According to athletic director Chris Manfredonia, students will answer yes-or-no questions from the CIAC’s “COVID Athletic Monitoring Form” before heading to their respective practices. It’s a self-screening process for symptoms such as fever or chills, shortness of breath, and loss of taste or smell, and helps get the athletes be aware of the own health while hopefully mitigating the spread of the virus.
Blue Wave boys soccer coach Jon Bradley said he felt it was important to keep student-athletes involved and with that in mind, the program is keeping everyone this season.
“As a coaching staff, we made the decision not to cut players this year and we explained the many reasons to the boys,” Bradley said. “The biggest (reason) being that we believe players having a home and an activity after school is so important.”
Despite the reduced schedule and the changes in the way things are done this season, Bradley’s players are happy to be with the soccer team.
“My message is clear: We are lucky,” Bradley said. “We are playing and having fun and doing what we enjoy.
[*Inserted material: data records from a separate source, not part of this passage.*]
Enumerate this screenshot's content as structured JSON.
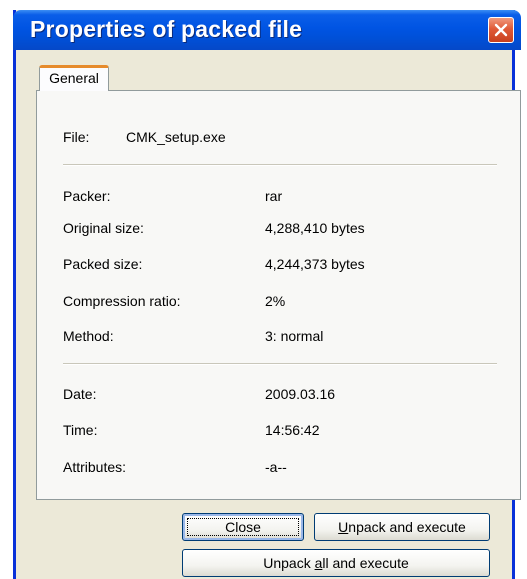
{
  "window": {
    "title": "Properties of packed file"
  },
  "tabs": [
    {
      "label": "General"
    }
  ],
  "file": {
    "label": "File:",
    "value": "CMK_setup.exe"
  },
  "details": [
    {
      "label": "Packer:",
      "value": "rar"
    },
    {
      "label": "Original size:",
      "value": "4,288,410 bytes"
    },
    {
      "label": "Packed size:",
      "value": "4,244,373 bytes"
    },
    {
      "label": "Compression ratio:",
      "value": "2%"
    },
    {
      "label": "Method:",
      "value": "3: normal"
    }
  ],
  "stamps": [
    {
      "label": "Date:",
      "value": "2009.03.16"
    },
    {
      "label": "Time:",
      "value": "14:56:42"
    },
    {
      "label": "Attributes:",
      "value": "-a--"
    }
  ],
  "buttons": {
    "close": "Close",
    "unpack_exec": {
      "accel": "U",
      "rest": "npack and execute"
    },
    "unpack_all_exec": {
      "pre": "Unpack ",
      "accel": "a",
      "rest": "ll and execute"
    }
  },
  "icons": {
    "close": "close-x-icon"
  }
}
There are many people in worse positions than us.”
Darien boys cross country coach Tyson Kaczmarek said his Wave runners have been great given the circumstances.
“We are wearing masks anytime we are not engaged in physical activity,” Kaczmarek said. “We put a lot of thought into our cohorts. With the help of the captains we tried to group people by ability. We ran the risk of having to quarantine an entire cohort, but it looks like it has paid off.
“Being able to train with people of your ability, even if it is one other person, was very important to us.”